CUMHURİYETİN DEĞERLERİNİ SAVUNMAK
Kimse CHP’den sosyalist bir sınıf partisi olmasını beklemiyor. Bu gerekmiyor da… Ancak, CHP’nin kuruluş ilkelerinden birini oluşturan “devrimcilik” ise tarihin ve bu partiye gönül verenlerin beklentisi oluyor.
Kuşkusuz CHP bir kitle partisidir. Bu nedenle, bir burjuva demokratik devrimine önderlik eden ve Cumhuriyeti kuran parti olması sıfatıyla en geniş toplum kesimlerini kucaklaması gerekiyor. Dolayısıyla, dar bir sınıf ya da ilke partisi olmak yerine tutarlı bir cumhuriyetçi ve halkçı parti olması yeterli görünüyor.
Yukarıda örnek olarak değindiğimiz imam hatip okulları konusunu biraz daha açarak ne demek istediğimi daha iyi anlatacağımı düşünüyorum:
Bu bahiste alınması gereken tutum açıktır; ihtiyaç fazlası imam hatip ve kız imam hatip okullarının (İslam’da kadınlar imam da vaiz de olamıyor) yerlerine fen ya da teknik meslek liselerinin kurulacağını cesaretle ilan etmektir. Dahası, imam hatip okullarının Milli Eğitim sisteminin dışına alınarak Diyanet’e bağlı meslek okullarına dönüştürülmesini, böylece eğitimde birlik ilkesinin yeniden sağlanacağını savunmaktır.
Bütün tarikat okulları ve yurtları ile kaçak Kuran kursları ve pansiyonlarının kapatılmasını savunmaktır.
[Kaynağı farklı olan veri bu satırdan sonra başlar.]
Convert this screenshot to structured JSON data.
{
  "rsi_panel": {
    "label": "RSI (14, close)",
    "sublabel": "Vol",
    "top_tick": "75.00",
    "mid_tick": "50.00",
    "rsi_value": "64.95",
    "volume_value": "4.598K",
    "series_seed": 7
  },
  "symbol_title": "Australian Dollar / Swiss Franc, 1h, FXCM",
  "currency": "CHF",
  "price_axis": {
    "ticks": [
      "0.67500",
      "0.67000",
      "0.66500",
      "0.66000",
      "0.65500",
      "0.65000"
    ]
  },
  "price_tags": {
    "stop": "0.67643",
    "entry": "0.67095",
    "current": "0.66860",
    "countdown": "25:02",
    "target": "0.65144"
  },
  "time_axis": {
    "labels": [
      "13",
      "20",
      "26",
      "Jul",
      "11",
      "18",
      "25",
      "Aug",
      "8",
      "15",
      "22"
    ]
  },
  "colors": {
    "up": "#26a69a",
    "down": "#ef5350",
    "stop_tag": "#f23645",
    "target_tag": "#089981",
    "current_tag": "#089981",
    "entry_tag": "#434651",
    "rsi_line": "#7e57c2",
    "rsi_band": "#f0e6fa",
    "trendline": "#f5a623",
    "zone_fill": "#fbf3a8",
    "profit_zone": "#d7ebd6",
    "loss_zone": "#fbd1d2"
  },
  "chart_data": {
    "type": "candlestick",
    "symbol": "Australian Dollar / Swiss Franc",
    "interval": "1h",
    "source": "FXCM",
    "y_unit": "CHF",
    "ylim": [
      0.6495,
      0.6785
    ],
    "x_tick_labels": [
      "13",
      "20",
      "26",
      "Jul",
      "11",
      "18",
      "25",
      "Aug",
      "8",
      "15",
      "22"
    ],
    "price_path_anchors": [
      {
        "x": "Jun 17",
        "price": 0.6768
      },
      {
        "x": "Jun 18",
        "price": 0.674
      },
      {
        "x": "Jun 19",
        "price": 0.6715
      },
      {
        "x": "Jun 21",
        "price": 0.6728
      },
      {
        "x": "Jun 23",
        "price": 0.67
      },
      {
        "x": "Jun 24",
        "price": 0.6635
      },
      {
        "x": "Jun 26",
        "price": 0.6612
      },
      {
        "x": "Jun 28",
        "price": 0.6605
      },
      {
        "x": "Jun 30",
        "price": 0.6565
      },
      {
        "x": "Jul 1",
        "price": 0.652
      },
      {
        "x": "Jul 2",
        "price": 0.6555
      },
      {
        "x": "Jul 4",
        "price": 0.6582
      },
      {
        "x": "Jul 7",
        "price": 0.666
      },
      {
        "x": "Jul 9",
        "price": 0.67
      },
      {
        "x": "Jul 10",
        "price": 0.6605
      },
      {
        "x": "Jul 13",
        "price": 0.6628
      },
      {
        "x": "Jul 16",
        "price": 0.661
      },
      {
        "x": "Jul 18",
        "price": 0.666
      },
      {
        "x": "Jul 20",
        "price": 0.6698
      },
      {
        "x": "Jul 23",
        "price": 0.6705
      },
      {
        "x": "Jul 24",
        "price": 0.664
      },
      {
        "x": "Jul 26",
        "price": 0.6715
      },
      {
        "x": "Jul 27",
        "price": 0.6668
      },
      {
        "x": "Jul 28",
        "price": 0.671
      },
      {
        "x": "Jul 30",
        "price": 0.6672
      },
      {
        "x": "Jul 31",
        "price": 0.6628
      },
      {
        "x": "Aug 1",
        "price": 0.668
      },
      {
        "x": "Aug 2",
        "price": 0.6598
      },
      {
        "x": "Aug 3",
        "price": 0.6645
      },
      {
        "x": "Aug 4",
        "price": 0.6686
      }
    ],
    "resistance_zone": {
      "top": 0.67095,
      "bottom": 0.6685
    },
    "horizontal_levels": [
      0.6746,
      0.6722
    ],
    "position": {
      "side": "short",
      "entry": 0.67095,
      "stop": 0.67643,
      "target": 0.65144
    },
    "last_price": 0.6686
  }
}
Muhalefet budur. Cumhuriyet karşıtı olmayan muhafazakar ve merkez sağ seçmenin güveni de ancak böyle sağlanır. Cumhuriyetçi sağ havzadaki yurttaşlar da bu tutuma esasından karşı çıkmayacaktır.
SİYASAL CESARET YOKSUNLUĞU
CHP uzunca süredir cumhuriyetin başlangıç ilkeleri ve kuruluş varsayımlarına sadakat, devrimcilik, halkçılık, laiklik ve kamuculuk konusunda da açık bir tutuma sahip değildi. Dahası bu yönde bir inancı da yoktu. Belirsizlik, muğlaklık, kararsızlık ve her an geri adım atmaya hazırlıklı olmak, sanki partinin genel çizgisi haline gelmiş durumdaydı.
Örneğin; bazı partililerin kişisel tutumunu - CHP’li birçok dostumuzun doğru tutum içinde olduğunu biliyoruz- bir yana bırakırsak eğer; bu partinin özelleştirmelere, yani bu ülkenin ulusal birikimi ve halkın varlıklarının yağmalanmasına karşı mı değil mi, bilmiyoruz.
Parasız eğitim ve sağlık hizmetlerinin kamusal (anayasal) bir görev olması gerektiği konusunda resmi olarak açık bir fikre sahip mi, emin değiliz. Bu anlamda bazı kamulaştırmalara gidecek mi, böyle bir politik perspektife sahip mi, kimsenin bir fikri yok. Daha kötüsü, dünya solundan habersiz olduğu anlaşılan CHP’nin böyle bir niyeti de yok! En azından son Kurultay’a kadar genel tablo bu yöndeydi.
Aynı şekilde Kürt sorunun çözümünde sorumluluk üstlenmeye cesaret edemeyen, Meclis’te temsil edilen demokratik siyaset alanındaki Kürt hareketiyle ilişki kurmaktan korkan bir CHP, bu tutumunu sürdürdüğü sürece gerçek anlamda ülkenin önünü açacak bir parti olamaz. İktidar partilerinin “terör örgütüyle ilişki kurmak” gibi hiçbir temele ve kanıta dayanmayan, kara propagandasının etkisinde kalan CHP, yasal Kürt partileriyle açık ilişki ve ittifak oluşturmak gibi girişimlerden uzak durdu.
Oysa AKP, doğrudan İmralı’da Abdullah Öcalan ile görüştüğünde bunun adını, “demokratikleşme, açılım, çözüm süreci” diye koyup, “analar ağlamasın” gibi ajitatif ifadelerle savunurken, CHP’nin demokratik Kürt partileriyle ilişki kurmaktan korkmasının hiçbir açıklaması yok. Bunlardan birine “demokratikleşme ve açılım” diğerine ise “terörle işbirliği” denilmesini elinin tersiyle itecek bir parti olmadan, gericilik ve faşizmle mücadele edilemez.